# tips for pressing numbers



## money911 (Aug 28, 2008)

Hello, 
this is the first time i am posting the in the heat press section, i am usually sucked up into the screen printing section. I however am switching from the screen print number system i own to plastisol transfers and ordered a new 15x15 press to get started. 

So my question to my fellow forum members is: do you have any suggestions on my first run of 8inch numbers on 100% cotton tees? I ordered the numbers from f&m and they have arrived and just waiting from my press to get here on wed. 

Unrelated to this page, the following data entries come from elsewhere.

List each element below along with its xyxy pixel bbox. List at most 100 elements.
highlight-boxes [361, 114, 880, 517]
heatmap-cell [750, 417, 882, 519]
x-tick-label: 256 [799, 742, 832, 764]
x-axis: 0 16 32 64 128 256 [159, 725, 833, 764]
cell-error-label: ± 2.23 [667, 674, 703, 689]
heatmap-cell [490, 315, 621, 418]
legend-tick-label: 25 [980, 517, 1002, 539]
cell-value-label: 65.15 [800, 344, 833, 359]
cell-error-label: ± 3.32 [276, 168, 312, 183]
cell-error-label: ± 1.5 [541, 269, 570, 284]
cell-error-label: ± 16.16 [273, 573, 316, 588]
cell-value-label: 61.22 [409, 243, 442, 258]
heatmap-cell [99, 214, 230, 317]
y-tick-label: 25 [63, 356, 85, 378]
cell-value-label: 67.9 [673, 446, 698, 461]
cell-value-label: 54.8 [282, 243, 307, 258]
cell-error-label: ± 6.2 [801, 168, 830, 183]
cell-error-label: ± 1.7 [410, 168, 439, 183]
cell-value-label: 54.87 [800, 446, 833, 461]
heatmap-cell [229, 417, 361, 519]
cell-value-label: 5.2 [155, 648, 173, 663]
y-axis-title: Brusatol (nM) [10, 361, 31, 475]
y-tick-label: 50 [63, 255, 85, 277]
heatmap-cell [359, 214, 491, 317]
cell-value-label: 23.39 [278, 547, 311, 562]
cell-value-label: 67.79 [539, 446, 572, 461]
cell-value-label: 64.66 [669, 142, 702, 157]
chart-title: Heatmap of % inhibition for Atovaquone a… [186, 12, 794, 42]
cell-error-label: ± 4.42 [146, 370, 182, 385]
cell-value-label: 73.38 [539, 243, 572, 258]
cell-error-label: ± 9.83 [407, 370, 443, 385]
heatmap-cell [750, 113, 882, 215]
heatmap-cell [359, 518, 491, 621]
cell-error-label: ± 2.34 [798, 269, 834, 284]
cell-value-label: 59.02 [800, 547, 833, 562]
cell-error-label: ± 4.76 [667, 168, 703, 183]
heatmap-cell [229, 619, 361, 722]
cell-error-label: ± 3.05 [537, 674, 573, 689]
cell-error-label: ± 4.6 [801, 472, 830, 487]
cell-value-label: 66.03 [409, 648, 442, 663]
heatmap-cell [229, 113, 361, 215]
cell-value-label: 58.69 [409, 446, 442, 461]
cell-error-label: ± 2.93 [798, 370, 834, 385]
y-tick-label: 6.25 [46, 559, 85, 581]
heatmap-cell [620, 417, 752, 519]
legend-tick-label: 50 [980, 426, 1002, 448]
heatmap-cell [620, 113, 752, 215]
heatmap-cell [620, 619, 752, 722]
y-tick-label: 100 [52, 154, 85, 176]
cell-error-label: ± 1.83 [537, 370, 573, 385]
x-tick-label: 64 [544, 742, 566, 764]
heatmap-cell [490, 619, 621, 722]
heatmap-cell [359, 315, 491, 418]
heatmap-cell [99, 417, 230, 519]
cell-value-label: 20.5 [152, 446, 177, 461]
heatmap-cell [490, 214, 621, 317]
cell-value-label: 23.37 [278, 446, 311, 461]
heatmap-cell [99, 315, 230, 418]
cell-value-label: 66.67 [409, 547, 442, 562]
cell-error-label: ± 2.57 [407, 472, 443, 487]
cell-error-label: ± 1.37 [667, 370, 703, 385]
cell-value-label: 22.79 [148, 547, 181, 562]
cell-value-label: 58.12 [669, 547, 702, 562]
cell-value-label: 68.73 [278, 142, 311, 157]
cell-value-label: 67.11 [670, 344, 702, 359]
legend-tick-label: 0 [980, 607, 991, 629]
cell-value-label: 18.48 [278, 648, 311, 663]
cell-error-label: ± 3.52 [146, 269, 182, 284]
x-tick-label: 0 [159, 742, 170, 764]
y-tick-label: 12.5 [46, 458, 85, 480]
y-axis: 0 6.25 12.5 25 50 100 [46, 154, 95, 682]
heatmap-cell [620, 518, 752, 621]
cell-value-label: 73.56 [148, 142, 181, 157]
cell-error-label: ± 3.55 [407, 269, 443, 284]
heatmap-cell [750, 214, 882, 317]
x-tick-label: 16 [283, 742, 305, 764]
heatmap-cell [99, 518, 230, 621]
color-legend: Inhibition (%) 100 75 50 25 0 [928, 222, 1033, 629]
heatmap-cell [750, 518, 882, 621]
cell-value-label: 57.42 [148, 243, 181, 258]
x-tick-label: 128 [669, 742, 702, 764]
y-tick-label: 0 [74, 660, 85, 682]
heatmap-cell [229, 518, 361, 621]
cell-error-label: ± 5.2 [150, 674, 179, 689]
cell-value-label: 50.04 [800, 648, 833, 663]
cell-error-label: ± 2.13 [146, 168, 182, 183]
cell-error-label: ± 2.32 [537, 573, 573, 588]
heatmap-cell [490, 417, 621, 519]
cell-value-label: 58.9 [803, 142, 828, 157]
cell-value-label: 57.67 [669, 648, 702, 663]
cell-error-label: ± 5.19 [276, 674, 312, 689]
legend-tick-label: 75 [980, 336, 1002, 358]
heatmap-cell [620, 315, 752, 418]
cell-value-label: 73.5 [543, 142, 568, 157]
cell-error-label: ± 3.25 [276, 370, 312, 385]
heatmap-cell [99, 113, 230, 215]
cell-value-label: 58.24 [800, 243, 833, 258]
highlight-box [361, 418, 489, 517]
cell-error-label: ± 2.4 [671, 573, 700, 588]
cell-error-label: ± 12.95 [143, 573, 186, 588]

So any help would be great. 

thanks james


----------



## brice (Mar 10, 2010)

Hmm, follow the instructions provided by FM for the transfers? Didn't they provide you with pressing instructions?


----------



## EnergyJenny (Mar 5, 2010)

Since they are new numbers they should work well with the setting on the transfer instructions, always set your press 3-5 degrees hotter, since you have to press the shirt before you put the transfer on and that way the shirt gets pressed at the higher temp and when the press is lifted it will lose 3-5 degrees this way when you have your number on where you want it you can press immediately. Test it out first on a scrap so you can see how your press presses, then you can move on to the real deal. When doing sleeves you need to make a "mask" to go inside the sleeve so when you press numbers they dont get a crease from the seam of the shirt. 
Also always make sure the shirt is flat, and that the number is centered. I know it sounds stupid to state this but I was always told to center to the tag and it turns out some of the tags are off centered.
Hope this helped.


----------



## Colorfast (Sep 2, 2006)

[quoteI know it sounds stupid to state this but I was always told to center to the tag and it turns out some of the tags are off centered.
Hope this helped.[/quote]

Not stupid at all...center lines are just a suggestion

With F&M I've always had to use a lot or pressure. Do the test prints on scrap shirts and play around. I always bump F&M temps 5 to 10 degrees higher than instructed. Their tech support told me once you can never use to much pressure...

If you are including names watch the spacing between the names and numbers. I am putting names on soccer jerseys now. They have 8" numbers (they didn't get the jerseys from me) centered high on the back of the jersey. The shirts were printed and delivered with no names so now that they want them it looks a little crowded back there. They like them but I would prefer more room.


----------